Service Management API - Service disruption
Incident Report for Red Hat 3scale
Postmortem

On November 8th of 2021 a very high rate of 500 HTTP responses was detected in the Service Management API frontend affecting 90% of the traffic. The root cause was tracked down to an intermediate proxy layer between the frontend instances and the sharded storage layer. Remediation actions were undertaken in this proxy layer to restore the service.

Timeline:

  • Nov 8, 2021 09:55 UTC - high rate of HTTP 5XX errors starts (90% of traffic).

  • Nov 8, 2021 10:33 UTC - back to 100% traffic OK.

Root cause:

  • Unexpected error on an intermediate proxy layer between Service Management API fronted instances and sharded storage layer.
Posted Nov 08, 2021 - 16:21 CET

Resolved
This incident has been resolved.

Several incidents were opened and closed during the service disruption due to the fact that our status page is updated automatically based on HTTP probe results in order to give users quick feedback on the status of the service.
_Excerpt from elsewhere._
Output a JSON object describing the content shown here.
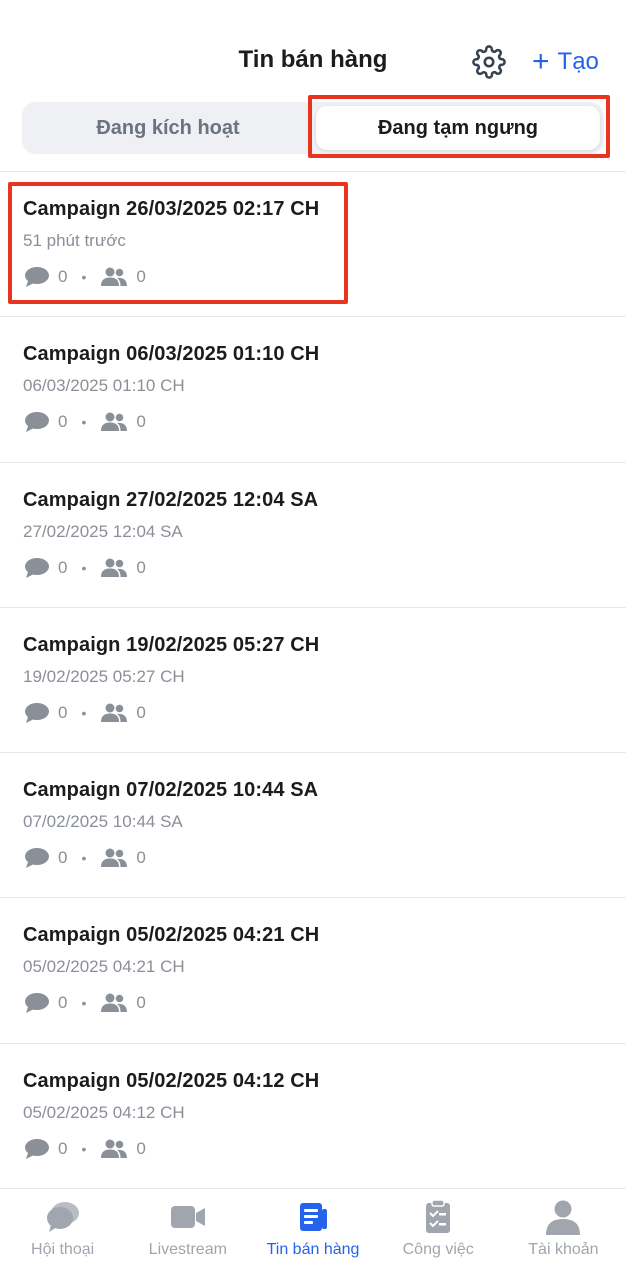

As a 10% of the requests were still being correctly processed, some probes were successful during the incident, causing the status page incidents to be resolved.

A postmortem will be published soon.
Posted Nov 08, 2021 - 11:33 CET
Investigating
Our operations team is working to identify the root cause and implement a solution.
Posted Nov 08, 2021 - 10:55 CET
This incident affected: Service Management API.